イノシトールリン脂質代謝経路PI-3キナーゼ、ホスホリバーゼC、及び今回同定したPIP₃-phosphataseの触媒する反応を示した。

　イノシトールリン脂質代謝は、細胞増殖因子等の外来刺激に応答して起こる細胞内情報伝達機構の一つとして知られている。Phosphatidylinositol-3kinase(PI3K)はイノシトールリン脂質代謝に係わる酵素であり、従来知られていたPhosphatidylinositol kinaseとは異なり、フォスファチジルイノシトールのイノシトール環のD3位をリン酸化する。このPI3Kの反応産物であるPI-3,4bisphosphate(PIP₂),PI-3,4,5trisphoshate(PIP₃)は細胞増殖因子や神経成長因子などの刺激に応じてその細胞内含量が一過的に上昇することが示されており、二次メッセンジャーとして細胞の増殖あるいは分化に深く関与すると考えられている。しかし、これらリン脂質の生理的機能、代謝に関してはその詳細は不明である。PIP₂,PIP₃の代謝経路を解明することにより、これらリン脂質の生理的機能、PI3Kの関与する細胞内情報伝達経路の生理的意義について新たな知見が得られると考えられる。本研究はこのような背景を基に、PIP₃を代謝する酵素活性を検出する事、更にその酵素を単離精製する事を目的とした。論文は2章よりなる。

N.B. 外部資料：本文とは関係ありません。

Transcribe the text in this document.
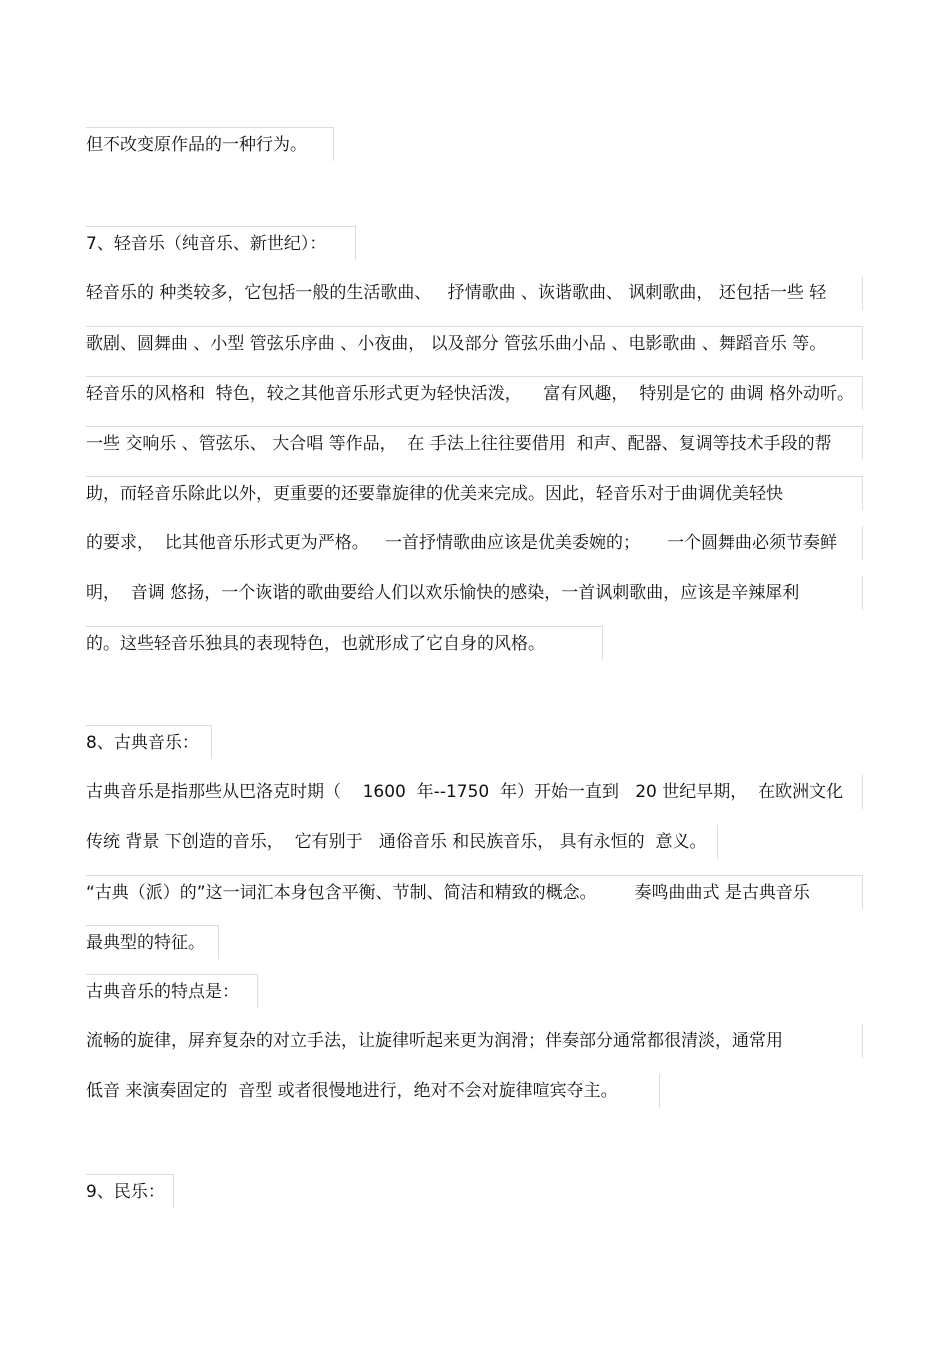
但不改变原作品的一种行为。
7、轻音乐（纯音乐、新世纪）：
轻音乐的 种类较多，它包括一般的生活歌曲、   抒情歌曲 、诙谐歌曲、 讽刺歌曲， 还包括一些 轻
歌剧、圆舞曲 、小型 管弦乐序曲 、小夜曲， 以及部分 管弦乐曲小品 、电影歌曲 、舞蹈音乐 等。
轻音乐的风格和  特色，较之其他音乐形式更为轻快活泼，    富有风趣，  特别是它的 曲调 格外动听。
一些 交响乐 、管弦乐、 大合唱 等作品，  在 手法上往往要借用  和声、配器、复调等技术手段的帮
助，而轻音乐除此以外，更重要的还要靠旋律的优美来完成。因此，轻音乐对于曲调优美轻快
的要求，  比其他音乐形式更为严格。   一首抒情歌曲应该是优美委婉的；     一个圆舞曲必须节奏鲜
明，  音调 悠扬，一个诙谐的歌曲要给人们以欢乐愉快的感染，一首讽刺歌曲，应该是辛辣犀利
的。这些轻音乐独具的表现特色，也就形成了它自身的风格。
8、古典音乐：
古典音乐是指那些从巴洛克时期（    1600  年--1750  年）开始一直到   20 世纪早期，  在欧洲文化
传统 背景 下创造的音乐，  它有别于   通俗音乐 和民族音乐， 具有永恒的  意义。
“古典（派）的”这一词汇本身包含平衡、节制、简洁和精致的概念。       奏鸣曲曲式 是古典音乐
最典型的特征。
古典音乐的特点是：
流畅的旋律，屏弃复杂的对立手法，让旋律听起来更为润滑；伴奏部分通常都很清淡，通常用
低音 来演奏固定的  音型 或者很慢地进行，绝对不会对旋律喧宾夺主。
9、民乐：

　第1章ではPIP₃を代謝する酵素活性の検出について述べた。In vitroでPIP₃を代謝する酵素活性を検出するため、まずPIP₃の調製を行った。牛脳より有機溶媒抽出、続いてカラムクロマトグラフィー行い、PIP₃の前駆体であるPI-4,5bisphosphate(PI-4,5-P₂)を精製した。次に牛胸腺よりアフィニティークロマトグラフィーによってPI3Kを精製した。調整したPI-4,5-P₂を基質として、[-³²P]ATP存在下に精製PI3Kと反応し、酵素反応的に³²PラベルされたPIP₃を合成した。次にPIP₃代謝活性の検出を試みた。調整したPIP₃を培養細胞抽出液と混合し、反応させた。反応停止後、リン脂質を薄層クロマトグラフィーにより解析したところ、時間経過と共にPIP₃の減少、PI-3,4-P₂の生成が認められた。これにより、細胞抽出液中には、PIP₃のイノシトール環のD5位のリン酸基をはずす、脱リン酸化酵素活性(PIP₃-phosphatase活性)が存在する事が明らかとなった。また反応前後で総放射活性は保存されており、さらにホスホリパーゼ活性などの他の代謝活性は検出されなかった。以上より、PIP₃の代謝は主としてPIP₃-phosphataseによって行なわれることが明らかとなった。

　第2章ではPIP₃-phosphataseの精製、その生化学的性質の検討について述べた。牛胸腺細胞質画分を出発材料とし、5ステップのカラムクロマトグラフィーにより、本酵素を760倍にまで精製した。収率は8.6%であった。最終ステップであるBlue sepharoseの各画分をSDS-PAGEで解析し、PIP₃-phosphatase活性と挙動を共にする分子量120kDaの蛋白質(p120)を検出した。精製画分を未変性ゲル電気詠動後、ゲルを断片化し活性を測定し、分子量約120kDaの位置をピークとして酵素活性が検出されること、活性ピークを示すゲル断片中にp120が含まれることを見いだした。ゲルろ過クロマトグラフィーにおいて酵素活性は分子量約120kDaの位置をピークとして検出され、以上よりp120がPIP₃-phosphataseであると結論した。次に、本酵素の生化学的性質を調べた。本酵素の至適pHは8であり、弱アルカリ性において強い活性を示した。また、本酵素は2価陽イオンを要求し、Mg²⁺を加えた場合本酵素は強く活性化された。Ca²⁺は本酵素を活性化しなかった。Phosphatidylcholineなどの主要リン脂質は本酵素活性に顕著な影響は与えなかった。本酵素はPI-4,5-P₂(イノシトール環のD5位にリン酸基を持つ)を全く脱リン酸化しなかった。従って本酵素はPIP₃に特異的であると結論した。

　以上要するに本論文は、細胞内二次メッセンジャーと考えられるPIP₃の代謝様式を解明し、さらにその反応を触媒する酵素を精製・同定することで、遺伝子のクローニングを初めとした様々な解析の可能性を開くとともに、イノシトールリン脂質代謝経路に新たな知見を加えたものであり、学術上貢献するところが少なくない。よって審査員一同は、本論文が博士(農学)の学位論文として、価値あるものと認めた。